Contributed by: Sciemetric Staff
In our last post, we talked about the value of digital process signature analysis to enable more accurate and effective defect detection. This entails equipping the process or test station on the line with the sensors and data processing capability to generate a signature, or waveform, in production real time. The signature serves as an “instant replay” record of what happened through each millisecond of the process or test cycle.
Now, for that process signature to have any analytical value—so the operator can tell whether the cycle has completed within acceptable limits with a quick glance at a screen—we must first establish those limits.
Optimizing limits eliminates false failures and reduces the risk of giving bad parts a passing grade. On process stations, it ensures parts will meet spec and the process will be completed within acceptable parameters, to prevent a failure down the road that could lead to a warranty claim or a recall.
And yet, many manufacturers still rely on manual methods of trial and error to establish limits, with piles of spreadsheets and manual calculations. We see this in action quite often.
Faster, more effective limit setting using the part production data
At one component company, this method had the team working for weeks to find the correct test limits for an automotive sensor—it even took days for a simple calibration.

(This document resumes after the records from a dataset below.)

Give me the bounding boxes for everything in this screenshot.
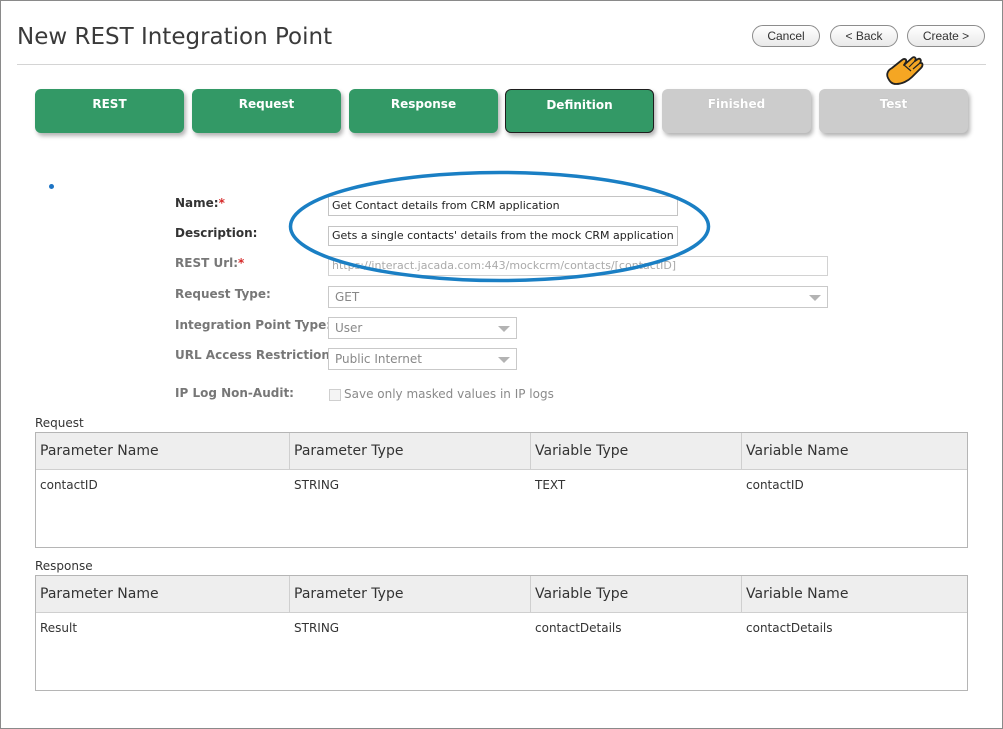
wizard-step-rest[interactable]: REST bbox=[35, 89, 184, 133]
wizard-step-response[interactable]: Response bbox=[349, 89, 498, 133]
ip-log-checkbox-label: Save only masked values in IP logs bbox=[344, 387, 554, 401]
rest-url-label: REST Url:* bbox=[175, 256, 245, 270]
table-cell: contactDetails bbox=[746, 621, 833, 635]
table-cell: contactID bbox=[40, 478, 98, 492]
bullet-marker bbox=[49, 184, 54, 189]
description-label: Description: bbox=[175, 226, 258, 240]
title-divider bbox=[17, 64, 986, 65]
integration-point-type-select[interactable]: User bbox=[328, 317, 517, 339]
pointing-hand-icon bbox=[886, 56, 924, 85]
url-access-restriction-select[interactable]: Public Internet bbox=[328, 348, 517, 370]
table-cell: Result bbox=[40, 621, 78, 635]
name-label: Name:* bbox=[175, 196, 225, 210]
column-header[interactable]: Variable Name bbox=[742, 433, 967, 470]
response-table-header: Parameter Name Parameter Type Variable T… bbox=[36, 576, 967, 613]
column-header[interactable]: Parameter Name bbox=[36, 433, 290, 470]
table-cell: STRING bbox=[294, 478, 340, 492]
response-table: Parameter Name Parameter Type Variable T… bbox=[35, 575, 968, 691]
ip-log-label: IP Log Non-Audit: bbox=[175, 386, 294, 400]
column-header[interactable]: Variable Name bbox=[742, 576, 967, 613]
column-header[interactable]: Parameter Type bbox=[290, 433, 531, 470]
request-table: Parameter Name Parameter Type Variable T… bbox=[35, 432, 968, 548]
chevron-down-icon bbox=[498, 357, 510, 363]
wizard-step-test[interactable]: Test bbox=[819, 89, 968, 133]
cancel-button[interactable]: Cancel bbox=[752, 25, 820, 47]
column-header[interactable]: Parameter Name bbox=[36, 576, 290, 613]
request-section-title: Request bbox=[35, 416, 84, 430]
name-input[interactable]: Get Contact details from CRM application bbox=[328, 196, 678, 216]
table-cell: STRING bbox=[294, 621, 340, 635]
description-input[interactable]: Gets a single contacts' details from the… bbox=[328, 226, 678, 246]
url-access-restriction-label: URL Access Restriction: bbox=[175, 348, 335, 362]
wizard-step-finished[interactable]: Finished bbox=[662, 89, 811, 133]
page-title: New REST Integration Point bbox=[17, 24, 333, 50]
rest-url-input: https://interact.jacada.com:443/mockcrm/… bbox=[328, 256, 828, 276]
integration-point-type-label: Integration Point Type: bbox=[175, 318, 332, 332]
request-table-header: Parameter Name Parameter Type Variable T… bbox=[36, 433, 967, 470]
wizard-step-request[interactable]: Request bbox=[192, 89, 341, 133]
url-access-restriction-value: Public Internet bbox=[335, 352, 422, 366]
chevron-down-icon bbox=[809, 295, 821, 301]
table-cell: TEXT bbox=[535, 478, 566, 492]
column-header[interactable]: Variable Type bbox=[531, 576, 742, 613]
chevron-down-icon bbox=[498, 326, 510, 332]
table-cell: contactID bbox=[746, 478, 804, 492]
request-type-label: Request Type: bbox=[175, 287, 271, 301]
response-section-title: Response bbox=[35, 559, 93, 573]
table-cell: contactDetails bbox=[535, 621, 622, 635]
wizard-step-definition[interactable]: Definition bbox=[505, 89, 654, 133]
request-type-value: GET bbox=[335, 290, 360, 304]
request-type-select[interactable]: GET bbox=[328, 286, 828, 308]
column-header[interactable]: Parameter Type bbox=[290, 576, 531, 613]
ip-log-checkbox[interactable] bbox=[329, 389, 341, 401]
integration-point-type-value: User bbox=[335, 321, 363, 335]
column-header[interactable]: Variable Type bbox=[531, 433, 742, 470]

By employing digital process signature analysis and some additional analysis of hundreds of signatures from the same test, this component company established correct processing algorithms with associated limits within only 30 minutes. Day or weeks of work were cut down to minutes by relying on hard statistical analysis rather than guesswork.
With an archive of signatures from a process or test station, a range of tests can be run on the same stored data rather than running additional parts through the process to validate parameters. This saves both the time and expense of running parts and allows for rapid test development.
Consider this other example in the figure below:
This visual shows two failures in the data set. What if the limit were lowered? You can see in the trend on the right that the optimized limits would have identified eight statistical outliers which are suspect parts. This is an example of how accumulating data combined with greater experience with a process can lead to tightened parameters, with very little time or effort.
The end result? Higher quality, lower scrap and rework rates, fewer recalls or warranty claims and happier customers.
These are the very benefits espoused in Smart Industry’s recent Technology Report, which states: “Manufacturers recognize now that they need consistent, meaningful and comparable data sets to optimize their production processes.”